2bil unbanked people in the world, mostly in China, India and Indonesia
Telco and financial regulators from across the globe to meet in Malaysian capital
THE ITU Focus Group on Digital Financial Services (DFS) for Financial Inclusion will be meeting in Kuala Lumpur at the end of the month to continue discussions on what the International Telecommunications Union (ITU) has described as one of the world’s most challenging social and economic issues: Access to formal financial services by the world’s poorest two billion people.
The focus group was officially launched in June, 2014, to see how international telecommunications and financial services communities can work together on the issue, the ITU said in a statement.
Incorporating 60 organisations from some 30 countries, the group aims to bridge the gap between telecommunications and financial services regulators, and the private and public sectors.

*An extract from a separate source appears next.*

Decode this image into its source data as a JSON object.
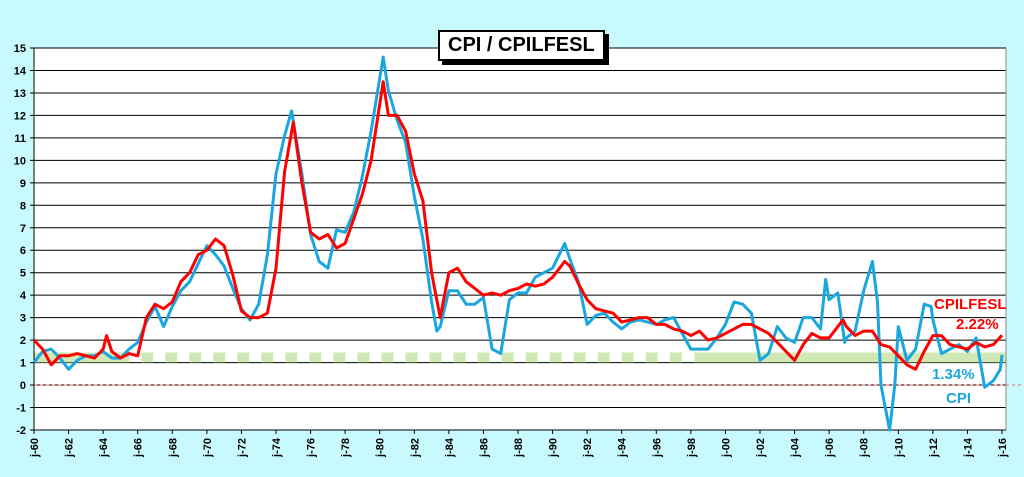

Representatives from across the DFS ecosystem will address some of the major issues currently preventing DFS from serving the unbanked, the ITU said.
Four working groups have been established, comprising regulatory authorities, operators and consumer protection organisations.
They are developing a set of operational recommendations, tools and solutions that will fast track policy reform to support numerous developing countries in implementing the financial inclusion strategy and promoting DFS at scale, the UN body added.
Initial findings will be discussed in Kuala Lumpur from Sept 30 to Oct 2, and at the next meeting in Geneva in December. Final reports are expected to be published late in 2016.
“By leveraging the rapid growth of existing mobile networks and the use of cellphones, the majority of cash transactions can be shifted into digital form,” said Sacha Polverini, chairman of the focus group and senior programme officer for the Bill and Melinda Gates Foundation.
“Innovative digital payment systems can reduce transaction costs by up to 90%, giving financial institutions, mobile network operators, and a new set of service providers the ability to create innovative new financial products tailored to the needs of the poor.”
Regulation is a key factor, the ITU said. However, the payment industry has found it challenging to launch and scale services for the unbanked – an issue that affects up to two billion people globally, the majority of which are based in India, China and Indonesia.
This is because many policy and regulatory environments are not genuinely enabling the organic development of a competitive DFS ecosystem that can reach the poor, the ITU argued.
In addition, the conversation around DFS has primarily taken place at a national level and between financial service regulators and standard setting bodies, it added.
“Given the important role that mobile can play in addressing DFS, the ITU is in a unique position to bring together both telco and financial service regulators and industry from around the world to develop a common international framework that generates better understanding and provides practical solutions,” said ITU Secretary-General Houlin Zhao.